Namun, kedua perusahaan itu tidak memiliki izin pengolahan limbah sebagaimana diwajibkan Pasal 3 Kepmen LH No 128 Tahun 2003, Pasal 40 ayat (1) huruf a PP No 18 Tahun 1999 tentang Pengelolaan Limbah Beracun dan Berbahaya , serta Pasal 59 ayat (4) UU No 32 Tahun 2009 tentang Perlindungan dan Pengelolaan Lingkungan Hidup.

PT SJ dan PT GPI juga menyalahi Kepmen LH No.128 Tahun 2003 karena mengolah tanah yang tidak terkontaminasi minyak. Kepmen LH mempersyaratkan konsentrasi maksimum TPH awal sebelum pengolahan biologis tidak lebih dari 15 persen. Nyatanya, berdasarkan hasil pengujian sampel tanah, TPH sama dengan nol persen.

Dengan demikian, perbuatan Herland dan Ricksy yang melakukan kontrak kerja dengan PT CPI dianggap majelis sebagai perbuatan melawan hukum.

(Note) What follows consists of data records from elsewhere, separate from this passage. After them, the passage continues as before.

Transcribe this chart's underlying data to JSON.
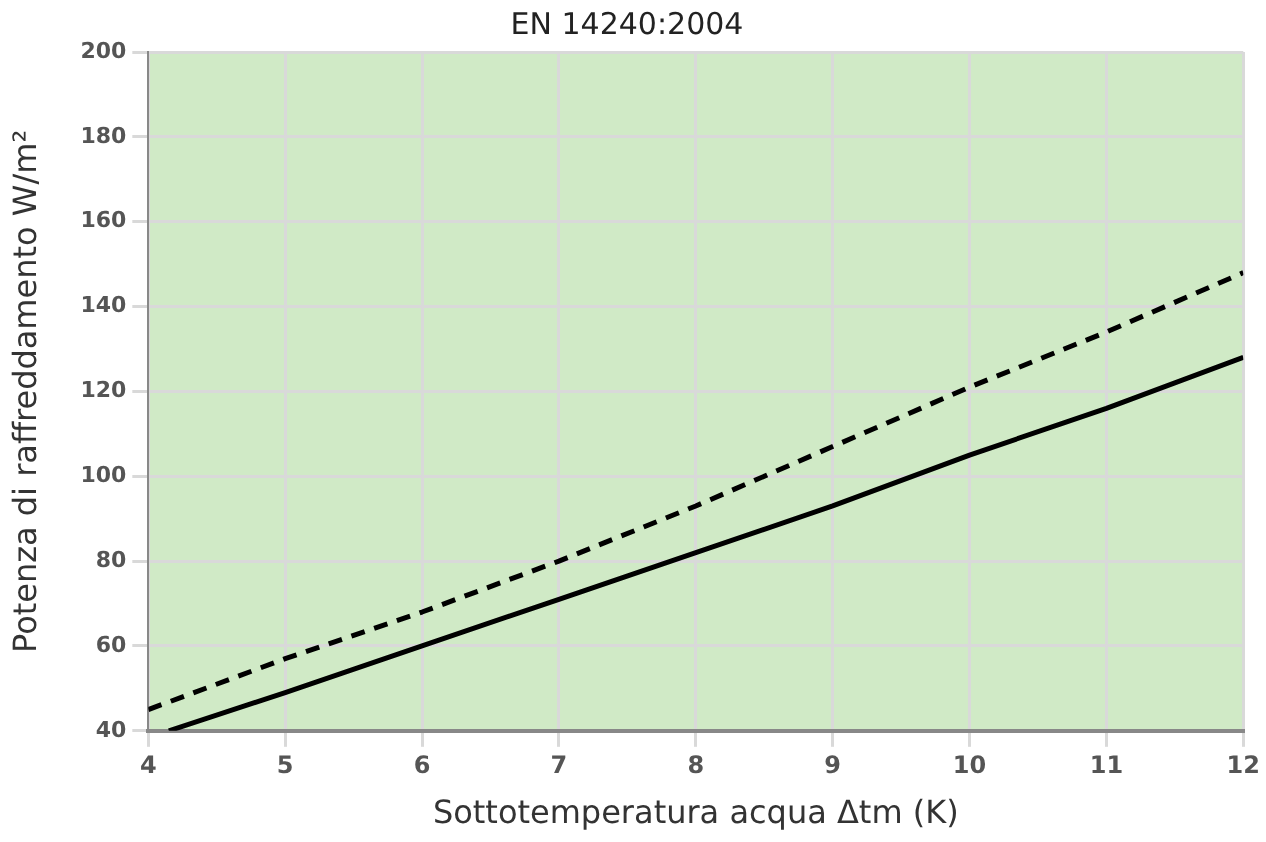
{
  "chart_data": {
    "type": "line",
    "title": "EN 14240:2004",
    "xlabel": "Sottotemperatura acqua Δtm (K)",
    "ylabel": "Potenza di raffreddamento W/m²",
    "xlim": [
      4,
      12
    ],
    "xticks": [
      4,
      5,
      6,
      7,
      8,
      9,
      10,
      11,
      12
    ],
    "ylim": [
      40,
      200
    ],
    "yticks": [
      40,
      60,
      80,
      100,
      120,
      140,
      160,
      180,
      200
    ],
    "grid": true,
    "legend": false,
    "marker": "none",
    "series": [
      {
        "color": "#000000",
        "line_style": "solid",
        "x": [
          4.15,
          5,
          6,
          7,
          8,
          9,
          10,
          11,
          12
        ],
        "values": [
          40,
          49,
          60,
          71,
          82,
          93,
          105,
          116,
          128
        ]
      },
      {
        "color": "#000000",
        "line_style": "dashed",
        "x": [
          4,
          5,
          6,
          7,
          8,
          9,
          10,
          11,
          12
        ],
        "values": [
          45,
          57,
          68,
          80,
          93,
          107,
          121,
          134,
          148
        ]
      }
    ]
  }
}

Padahal, PT CPI telah membayarkan biaya-biaya sejumlah AS$6,9 juta kepada PT SJ dan AS$3,089 juta kepada PT GPI untuk pekerjaan bioremediasi.

Menurut majelis, biaya-biaya itu telah diperhitungkan BP Migas sebagai cost recovery, yang berdampak pada pengurangan pendapatan negara. Terlebih lagi, setelah sekian lama BP Migas tidak mengoreksi cost recovery tersebut. Sesuai penghitungan BPKP, kerugian keuangan negara untuk kedua perkara mencapai AS$9,9 juta.